Research Project | Machine Learning | Traffic Risk Modeling Implements the STRADA research framework for accident severity prediction and reliability-aware safety interpretation.
STRADA (System for Traffic Risk Assessment & Dynamic Analysis) is a machine learning–based research framework for accident severity prediction using large-scale traffic, environmental, and temporal data.
The project focuses on building a reliability-aware prediction pipeline that estimates accident severity and provides interpretable safety insights using contextual features such as weather, time, and regional patterns.
This repository contains the implementation supporting the STRADA research framework and accompanying experiments.
- Predict accident severity using structured environmental and temporal data.
- Study how ML models behave in safety-critical, imbalanced datasets.
- Provide interpretable reliability-aware outputs instead of raw predictions.

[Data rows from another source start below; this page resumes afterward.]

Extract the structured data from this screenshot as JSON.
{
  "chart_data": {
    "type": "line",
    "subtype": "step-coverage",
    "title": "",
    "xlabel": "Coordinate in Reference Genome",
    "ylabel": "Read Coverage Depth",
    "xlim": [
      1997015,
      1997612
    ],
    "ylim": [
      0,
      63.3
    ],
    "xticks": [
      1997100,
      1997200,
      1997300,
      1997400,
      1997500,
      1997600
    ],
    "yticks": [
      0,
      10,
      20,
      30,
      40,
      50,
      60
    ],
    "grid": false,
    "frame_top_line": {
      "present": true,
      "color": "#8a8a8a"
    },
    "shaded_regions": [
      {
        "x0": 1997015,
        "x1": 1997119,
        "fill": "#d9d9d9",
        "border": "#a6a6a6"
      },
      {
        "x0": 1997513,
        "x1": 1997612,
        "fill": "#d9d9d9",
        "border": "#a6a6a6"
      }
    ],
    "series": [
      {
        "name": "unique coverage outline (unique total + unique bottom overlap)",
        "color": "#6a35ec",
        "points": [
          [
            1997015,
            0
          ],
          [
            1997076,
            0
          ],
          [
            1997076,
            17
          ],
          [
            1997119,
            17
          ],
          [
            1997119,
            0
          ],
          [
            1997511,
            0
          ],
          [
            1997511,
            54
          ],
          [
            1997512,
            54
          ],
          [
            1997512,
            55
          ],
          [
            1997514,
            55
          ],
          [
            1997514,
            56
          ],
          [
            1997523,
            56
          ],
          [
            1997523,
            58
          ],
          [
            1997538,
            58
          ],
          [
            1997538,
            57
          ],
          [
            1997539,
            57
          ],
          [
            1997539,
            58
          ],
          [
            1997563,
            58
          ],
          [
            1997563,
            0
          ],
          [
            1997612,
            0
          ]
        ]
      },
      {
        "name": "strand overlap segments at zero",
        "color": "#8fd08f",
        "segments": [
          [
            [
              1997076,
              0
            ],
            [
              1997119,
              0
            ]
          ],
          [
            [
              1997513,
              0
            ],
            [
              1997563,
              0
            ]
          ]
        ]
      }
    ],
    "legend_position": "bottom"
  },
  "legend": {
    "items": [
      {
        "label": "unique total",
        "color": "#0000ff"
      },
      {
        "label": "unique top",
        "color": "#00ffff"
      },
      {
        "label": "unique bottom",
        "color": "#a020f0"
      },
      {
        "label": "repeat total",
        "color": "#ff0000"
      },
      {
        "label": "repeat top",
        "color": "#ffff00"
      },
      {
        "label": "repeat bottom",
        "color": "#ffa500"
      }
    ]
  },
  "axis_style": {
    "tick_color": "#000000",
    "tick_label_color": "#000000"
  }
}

- Build a modular research pipeline for further experimentation.
- Random Forest–based severity prediction model.
- Large-scale data handling (~7.7M records, sampled training subset).
- Environmental + temporal feature engineering.
- Regional clustering for spatial risk modeling.
- Reliability Index for confidence interpretation.
- Streamlit interface for interactive safety analysis.
- Retrieval-based safety recommendation module.
This project uses the US Accidents Dataset, a large public dataset containing accident records across the United States.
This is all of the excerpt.